You are a person of great influence. If you could inspire a movement that would bring the most amount of good for the greatest number of people, what would that be? You never know what your idea can trigger.

Currently, it’s about harnessing emotions in the workplace in order to capture the hearts AND minds of our people. We need to be “Awakened at Work” and as leaders should do what we can to capture the true potential within our organizations.

Can you please give us your favorite “Life Lesson Quote”? Can you share how that was relevant to you in your life?

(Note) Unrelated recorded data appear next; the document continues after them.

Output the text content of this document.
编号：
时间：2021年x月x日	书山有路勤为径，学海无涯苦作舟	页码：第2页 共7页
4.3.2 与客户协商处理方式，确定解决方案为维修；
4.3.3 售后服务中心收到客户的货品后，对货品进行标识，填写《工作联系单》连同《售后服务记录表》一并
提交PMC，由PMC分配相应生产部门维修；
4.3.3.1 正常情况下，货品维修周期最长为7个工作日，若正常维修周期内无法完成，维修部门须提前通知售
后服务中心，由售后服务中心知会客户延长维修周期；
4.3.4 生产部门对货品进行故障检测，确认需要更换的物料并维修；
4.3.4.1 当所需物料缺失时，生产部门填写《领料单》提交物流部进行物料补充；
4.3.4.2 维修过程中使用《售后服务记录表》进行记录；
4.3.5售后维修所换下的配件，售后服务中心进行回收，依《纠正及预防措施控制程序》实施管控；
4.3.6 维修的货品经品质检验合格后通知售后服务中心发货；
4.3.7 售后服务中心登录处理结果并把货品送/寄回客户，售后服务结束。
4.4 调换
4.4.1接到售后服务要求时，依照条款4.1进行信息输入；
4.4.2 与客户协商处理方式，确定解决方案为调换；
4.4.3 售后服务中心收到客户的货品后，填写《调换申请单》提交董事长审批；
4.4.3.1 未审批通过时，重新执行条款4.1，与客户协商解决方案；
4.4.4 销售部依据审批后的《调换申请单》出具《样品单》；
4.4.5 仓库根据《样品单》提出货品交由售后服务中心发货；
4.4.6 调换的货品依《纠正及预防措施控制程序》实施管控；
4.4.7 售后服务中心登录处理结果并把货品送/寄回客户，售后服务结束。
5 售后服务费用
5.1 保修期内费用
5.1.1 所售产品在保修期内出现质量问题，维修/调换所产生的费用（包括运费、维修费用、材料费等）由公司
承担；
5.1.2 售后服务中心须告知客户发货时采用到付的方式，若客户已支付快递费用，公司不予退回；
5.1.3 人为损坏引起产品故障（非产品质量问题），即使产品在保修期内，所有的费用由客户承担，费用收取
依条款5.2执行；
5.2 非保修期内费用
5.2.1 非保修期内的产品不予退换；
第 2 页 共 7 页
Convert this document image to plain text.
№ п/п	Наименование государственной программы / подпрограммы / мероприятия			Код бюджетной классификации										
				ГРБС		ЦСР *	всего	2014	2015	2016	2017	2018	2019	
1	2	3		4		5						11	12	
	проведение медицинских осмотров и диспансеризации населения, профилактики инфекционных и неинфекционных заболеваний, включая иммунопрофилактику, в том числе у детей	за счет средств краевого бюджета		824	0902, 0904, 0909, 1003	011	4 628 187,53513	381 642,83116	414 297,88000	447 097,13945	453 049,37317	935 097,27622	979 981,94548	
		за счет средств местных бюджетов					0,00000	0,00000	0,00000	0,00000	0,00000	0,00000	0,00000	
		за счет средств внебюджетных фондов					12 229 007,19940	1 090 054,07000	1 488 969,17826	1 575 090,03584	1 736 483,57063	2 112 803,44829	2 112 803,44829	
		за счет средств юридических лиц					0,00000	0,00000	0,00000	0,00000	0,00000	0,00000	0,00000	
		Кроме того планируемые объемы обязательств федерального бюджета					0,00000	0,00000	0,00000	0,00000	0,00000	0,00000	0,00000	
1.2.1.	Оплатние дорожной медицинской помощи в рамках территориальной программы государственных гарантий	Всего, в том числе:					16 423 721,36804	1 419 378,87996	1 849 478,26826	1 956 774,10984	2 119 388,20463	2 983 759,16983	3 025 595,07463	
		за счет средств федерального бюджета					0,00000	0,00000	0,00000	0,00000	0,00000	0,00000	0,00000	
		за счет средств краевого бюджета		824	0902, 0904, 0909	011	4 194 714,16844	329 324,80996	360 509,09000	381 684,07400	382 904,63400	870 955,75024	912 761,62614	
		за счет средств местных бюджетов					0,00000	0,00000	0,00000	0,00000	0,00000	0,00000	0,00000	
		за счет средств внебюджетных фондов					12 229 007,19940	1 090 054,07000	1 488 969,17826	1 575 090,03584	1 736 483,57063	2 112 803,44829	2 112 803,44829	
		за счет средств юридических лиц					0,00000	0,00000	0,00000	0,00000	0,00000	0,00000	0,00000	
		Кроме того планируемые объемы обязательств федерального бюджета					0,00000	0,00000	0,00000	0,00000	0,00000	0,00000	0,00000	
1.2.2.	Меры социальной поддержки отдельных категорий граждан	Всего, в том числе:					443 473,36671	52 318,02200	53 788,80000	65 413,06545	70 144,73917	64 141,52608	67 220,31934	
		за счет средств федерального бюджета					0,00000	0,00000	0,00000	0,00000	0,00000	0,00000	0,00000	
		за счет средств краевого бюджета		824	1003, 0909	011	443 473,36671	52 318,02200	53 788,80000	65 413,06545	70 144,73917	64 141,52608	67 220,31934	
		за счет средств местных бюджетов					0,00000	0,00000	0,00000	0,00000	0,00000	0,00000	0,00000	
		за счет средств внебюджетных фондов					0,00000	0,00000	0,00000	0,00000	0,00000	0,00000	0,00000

“To love what you do and feel that it matters — how could anything be more fun?” Katharine Graham

We are very blessed that some very prominent names in Business, VC funding, Sports, and Entertainment read this column. Is there a person in the world, or in the US with whom you would love to have a private breakfast or lunch with, and why? He or she might just see this if we tag them

Gloria Steinem. She inspired me to go undercover for Playboy tryouts in order to write a story for my college newspaper. I have admired the tireless work she has done during her lifetime championing women’s rights. She is constantly the voice in my head telling me what I can do and what I can be.

Thank you for these fantastic insights. We greatly appreciate the time you spent on this.